Good Grief, November!

Passing swiftly, time nears another winter. It doesn’t seem possible. Just the other day we were wondering why spring was hanging back from its expected appearance. Now that is behind us and so, too, summer. Fall nears its end as hard as that is to believe.

An adage claims time passes quickly as you age. It is true. Even with time on my hands to read, nap and loll in front of a TV screen, time melts away. Resting after breakfast, it is soon afternoon. Then it is time to make supper decisions. Bedtime arrives soon thereafter.

This does not mean nothing is done or accomplished during the day. No, a lot is read, digested, thought and written about during daytime hours. Meeting with colleagues to advance work for clients takes place as well. There are studies and reports on all this activity and that draws attention. Time speeds through engagement and participation. Those two terms are not the same, but both absorb attention and concentration.

Rummaging about for today’s topic, I did not get farther than saving the opening document with today’s date. November first. Yikes. It doesn’t seem possible. Soon we will prepare for Thanksgiving, soon after Christmas, then New Years, and the many holidays that follow. Guideposts of the calendar, whisk us through another year. The rhythm does not staccato; it thrums, beats, pulses. There is no slowing down or going back.

The other day a reader did not like my use of the term ‘history evolves.’ Like time, I meant that we encounter history as it is being made, afterwards with a look in the rearview mirror, then study and assessment of what happened and what it means – then and now. With little passage of time we witness that same history differently. The context of then and now are different. Tomorrow it will take on new meaning as well. That is the result of knowing more, uncovering more, and realizing the weight of a happening when bumping up against different circumstances.

The reader is right. History does not change; its interpretation changes, it evolves. The facts, however immovable, remain open for analysis and articulated understanding. The issue of immigration is an example; native Americans populated North America long before the European white man arrived on the scene. The immigrants then were seeking a new world and opportunity. The scattered population of Native Americans were an impediment to white man’s objective. So, Indians were demonized as the dangerous enemy; out of defense, they became that very thing although not their intent.

The outcome was removing natives from their property, herding them into inhospitable regions, and ignoring them for centuries. Much of their story has been erased; even they are nearly erased. But that tragedy is not complete.
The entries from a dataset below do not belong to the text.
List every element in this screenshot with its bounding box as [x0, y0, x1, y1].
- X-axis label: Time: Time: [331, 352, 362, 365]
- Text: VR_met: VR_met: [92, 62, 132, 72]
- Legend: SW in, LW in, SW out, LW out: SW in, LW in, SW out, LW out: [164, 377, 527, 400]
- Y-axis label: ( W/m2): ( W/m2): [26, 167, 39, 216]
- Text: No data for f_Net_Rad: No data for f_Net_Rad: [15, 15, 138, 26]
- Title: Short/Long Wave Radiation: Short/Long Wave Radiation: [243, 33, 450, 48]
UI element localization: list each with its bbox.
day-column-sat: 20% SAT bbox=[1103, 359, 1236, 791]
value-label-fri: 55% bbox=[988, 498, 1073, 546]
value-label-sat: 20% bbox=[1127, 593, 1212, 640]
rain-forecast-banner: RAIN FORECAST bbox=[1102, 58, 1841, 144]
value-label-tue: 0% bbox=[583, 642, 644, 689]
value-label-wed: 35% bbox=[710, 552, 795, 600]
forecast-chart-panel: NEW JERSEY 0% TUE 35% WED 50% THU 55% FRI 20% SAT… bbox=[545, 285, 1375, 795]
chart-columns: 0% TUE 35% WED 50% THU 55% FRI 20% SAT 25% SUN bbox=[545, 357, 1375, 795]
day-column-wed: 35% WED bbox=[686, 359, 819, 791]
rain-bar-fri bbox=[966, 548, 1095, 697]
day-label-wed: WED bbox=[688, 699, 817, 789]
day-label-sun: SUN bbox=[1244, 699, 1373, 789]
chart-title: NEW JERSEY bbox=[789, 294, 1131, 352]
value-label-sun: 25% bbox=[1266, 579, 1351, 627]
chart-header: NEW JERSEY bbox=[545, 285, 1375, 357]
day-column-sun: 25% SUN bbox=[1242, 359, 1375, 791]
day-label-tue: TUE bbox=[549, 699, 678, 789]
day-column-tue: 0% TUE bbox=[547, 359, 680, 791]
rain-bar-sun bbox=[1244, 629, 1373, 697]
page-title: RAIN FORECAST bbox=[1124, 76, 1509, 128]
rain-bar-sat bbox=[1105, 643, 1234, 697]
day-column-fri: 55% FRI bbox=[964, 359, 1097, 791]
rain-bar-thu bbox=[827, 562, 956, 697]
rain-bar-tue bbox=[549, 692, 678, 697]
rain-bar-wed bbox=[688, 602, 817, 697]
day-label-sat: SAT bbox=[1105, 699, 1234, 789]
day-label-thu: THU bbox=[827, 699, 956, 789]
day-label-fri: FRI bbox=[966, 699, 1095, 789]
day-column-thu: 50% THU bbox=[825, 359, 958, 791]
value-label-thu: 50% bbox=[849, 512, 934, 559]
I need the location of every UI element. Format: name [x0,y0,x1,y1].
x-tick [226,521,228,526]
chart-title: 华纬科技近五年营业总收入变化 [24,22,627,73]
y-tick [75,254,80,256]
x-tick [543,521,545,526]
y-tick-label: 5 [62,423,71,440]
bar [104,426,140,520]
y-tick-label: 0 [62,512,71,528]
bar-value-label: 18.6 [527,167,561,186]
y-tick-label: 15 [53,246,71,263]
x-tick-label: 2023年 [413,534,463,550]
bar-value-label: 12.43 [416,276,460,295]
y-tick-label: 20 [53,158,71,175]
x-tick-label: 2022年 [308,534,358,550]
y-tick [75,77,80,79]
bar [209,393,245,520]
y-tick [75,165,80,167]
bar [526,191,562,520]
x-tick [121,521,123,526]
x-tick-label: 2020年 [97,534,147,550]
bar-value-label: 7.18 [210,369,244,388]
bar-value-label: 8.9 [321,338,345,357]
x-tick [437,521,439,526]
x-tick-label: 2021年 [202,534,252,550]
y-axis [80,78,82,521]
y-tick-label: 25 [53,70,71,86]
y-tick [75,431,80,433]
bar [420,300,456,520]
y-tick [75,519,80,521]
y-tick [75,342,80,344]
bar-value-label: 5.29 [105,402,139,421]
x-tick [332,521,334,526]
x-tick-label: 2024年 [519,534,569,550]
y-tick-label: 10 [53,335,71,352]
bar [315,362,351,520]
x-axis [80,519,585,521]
There is still time to learn their story and share it.

It is high time to do just that. the question is how and who. Financial resources should come from the federal purse. Procedural and programmatic details should be accomplished by the native people themselves. Collegial assistance ought to be readily available. Guidance available, however, is not authority of. We have been down that road before and it delivered us to this day’s predicament.

The issues of Native Americans is prologue to our national immigration policy and programs. No wonder immigration has been so colossally mismanaged. We did not understand the basics from the very start.